I shared with Allen the memory of that day in class.  “Do you even remember saying such a thing in class,” I wondered aloud? He smiled, and said, you know, I had that phrase put on my parent’s tombstone when they died.” Whether we will exist as a memory in the mind of God after death, or live in a glorious mansion, either way it is a mystery.  I thought about Allen’s words in light of what he had said about knowing God was there no matter what.

What are these strange stirrings in our hearts, these questions and fears and desires that provoke us and set us hankering after God? Where do they lead us?

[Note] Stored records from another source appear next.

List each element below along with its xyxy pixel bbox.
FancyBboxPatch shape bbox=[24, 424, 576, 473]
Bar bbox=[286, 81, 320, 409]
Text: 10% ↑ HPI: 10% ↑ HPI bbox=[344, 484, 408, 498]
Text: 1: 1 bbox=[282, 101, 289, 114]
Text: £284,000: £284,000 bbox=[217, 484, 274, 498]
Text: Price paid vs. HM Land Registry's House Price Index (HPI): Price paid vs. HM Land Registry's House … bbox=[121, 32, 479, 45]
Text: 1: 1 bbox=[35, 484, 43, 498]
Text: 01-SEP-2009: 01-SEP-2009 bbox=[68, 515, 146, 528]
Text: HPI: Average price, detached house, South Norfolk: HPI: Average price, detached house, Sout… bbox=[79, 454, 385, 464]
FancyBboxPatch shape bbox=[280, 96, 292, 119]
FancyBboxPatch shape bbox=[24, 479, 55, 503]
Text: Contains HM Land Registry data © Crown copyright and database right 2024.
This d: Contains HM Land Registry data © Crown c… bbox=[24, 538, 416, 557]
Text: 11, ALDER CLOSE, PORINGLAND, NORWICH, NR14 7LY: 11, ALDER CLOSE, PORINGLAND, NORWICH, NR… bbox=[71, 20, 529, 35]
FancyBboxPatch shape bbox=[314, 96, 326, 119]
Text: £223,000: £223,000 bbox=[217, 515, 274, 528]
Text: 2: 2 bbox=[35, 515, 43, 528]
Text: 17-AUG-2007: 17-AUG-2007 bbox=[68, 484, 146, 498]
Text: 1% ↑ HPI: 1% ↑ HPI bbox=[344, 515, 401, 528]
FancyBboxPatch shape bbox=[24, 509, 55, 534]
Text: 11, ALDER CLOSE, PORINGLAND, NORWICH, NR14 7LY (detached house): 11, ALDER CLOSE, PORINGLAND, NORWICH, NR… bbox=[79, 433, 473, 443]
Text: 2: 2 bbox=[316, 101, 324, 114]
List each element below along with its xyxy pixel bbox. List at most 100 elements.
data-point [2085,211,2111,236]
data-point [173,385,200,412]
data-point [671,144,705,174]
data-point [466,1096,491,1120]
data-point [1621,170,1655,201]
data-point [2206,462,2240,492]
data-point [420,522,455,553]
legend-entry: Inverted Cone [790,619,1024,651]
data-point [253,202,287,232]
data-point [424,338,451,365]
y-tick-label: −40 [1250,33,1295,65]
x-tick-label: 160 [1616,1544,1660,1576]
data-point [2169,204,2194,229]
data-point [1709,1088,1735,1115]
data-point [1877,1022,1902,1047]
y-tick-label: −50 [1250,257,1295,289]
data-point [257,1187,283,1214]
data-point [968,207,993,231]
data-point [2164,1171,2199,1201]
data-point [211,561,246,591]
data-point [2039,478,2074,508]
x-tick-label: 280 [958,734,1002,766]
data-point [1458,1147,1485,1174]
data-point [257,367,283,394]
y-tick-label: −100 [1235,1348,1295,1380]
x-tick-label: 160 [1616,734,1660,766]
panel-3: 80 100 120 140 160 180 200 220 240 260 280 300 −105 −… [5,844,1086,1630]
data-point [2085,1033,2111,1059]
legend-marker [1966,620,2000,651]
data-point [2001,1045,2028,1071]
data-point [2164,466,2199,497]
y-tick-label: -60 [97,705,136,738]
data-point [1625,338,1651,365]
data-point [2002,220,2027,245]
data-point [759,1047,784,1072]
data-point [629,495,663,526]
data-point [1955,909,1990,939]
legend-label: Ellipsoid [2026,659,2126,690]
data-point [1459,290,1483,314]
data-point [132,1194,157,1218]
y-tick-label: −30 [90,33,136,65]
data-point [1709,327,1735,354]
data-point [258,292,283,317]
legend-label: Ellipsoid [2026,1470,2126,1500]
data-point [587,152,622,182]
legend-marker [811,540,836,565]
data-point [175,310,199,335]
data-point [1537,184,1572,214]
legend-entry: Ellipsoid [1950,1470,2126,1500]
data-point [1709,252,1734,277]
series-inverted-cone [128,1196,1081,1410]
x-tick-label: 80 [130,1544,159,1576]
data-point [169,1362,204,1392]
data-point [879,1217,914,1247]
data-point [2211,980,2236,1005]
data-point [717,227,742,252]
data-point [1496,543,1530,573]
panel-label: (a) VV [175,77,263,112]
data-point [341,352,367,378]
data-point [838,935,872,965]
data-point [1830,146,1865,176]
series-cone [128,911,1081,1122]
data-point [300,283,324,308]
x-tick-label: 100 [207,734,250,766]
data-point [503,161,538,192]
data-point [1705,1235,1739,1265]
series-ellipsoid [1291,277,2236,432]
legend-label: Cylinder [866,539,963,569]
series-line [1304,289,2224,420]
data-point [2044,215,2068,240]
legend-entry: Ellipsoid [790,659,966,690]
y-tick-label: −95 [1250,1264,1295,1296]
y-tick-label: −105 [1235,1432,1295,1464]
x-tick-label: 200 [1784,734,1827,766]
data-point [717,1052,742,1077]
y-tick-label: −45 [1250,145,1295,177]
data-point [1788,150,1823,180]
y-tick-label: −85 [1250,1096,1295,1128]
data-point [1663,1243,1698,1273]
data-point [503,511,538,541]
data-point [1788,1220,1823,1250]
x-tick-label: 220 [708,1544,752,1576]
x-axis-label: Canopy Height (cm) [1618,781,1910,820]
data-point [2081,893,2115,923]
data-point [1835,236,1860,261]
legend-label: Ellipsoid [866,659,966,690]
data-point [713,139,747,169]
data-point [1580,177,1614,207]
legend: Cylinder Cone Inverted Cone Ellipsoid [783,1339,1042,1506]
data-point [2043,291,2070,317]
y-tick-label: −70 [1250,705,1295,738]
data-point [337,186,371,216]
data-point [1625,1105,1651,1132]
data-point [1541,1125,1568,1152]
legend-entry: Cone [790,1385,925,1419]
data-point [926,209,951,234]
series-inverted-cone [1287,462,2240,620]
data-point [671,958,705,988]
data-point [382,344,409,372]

And what do we do about them?  Sarah and Abraham wondered, I sat in religion class in college and wondered, I stood on a dark cabin in the mountains of Virginia and wondered, I still wonder.  And it comes to me, now and again, a like the flash of a star across a summer sky:  Faith is the assurance of things hoped for.  It is what enables us to look up at the vast and starlit sky, facing the fearful, awesome questions of life and death.

Faith is what enabled Abraham to count the stars and believe his descendants would outnumber them. It is what enables us to bury those we love and know in our hearts that death is not the final say.  It is what helps us face the bad diagnosis and the failing health.  Faith is knowing that we can not be certain, but we can keep our eyes wide open. Faith is what carries us safely past the point of no return. Faith is what helps us to get up and face another day, to grieve the death, to mourn the loss, to pick up the shattered pieces, to know that God is fully present in the sultry darkness that closes in around us.  Faith is what enables a cabin full of scared, homesick little ten year old girls to sing out in the night, their voices as high and strident as the insects hidden in the trees:  “Day is done, gone the sun, from the lake, from the hills, from the sky, all is well, safely rest, God is nigh.” Amen.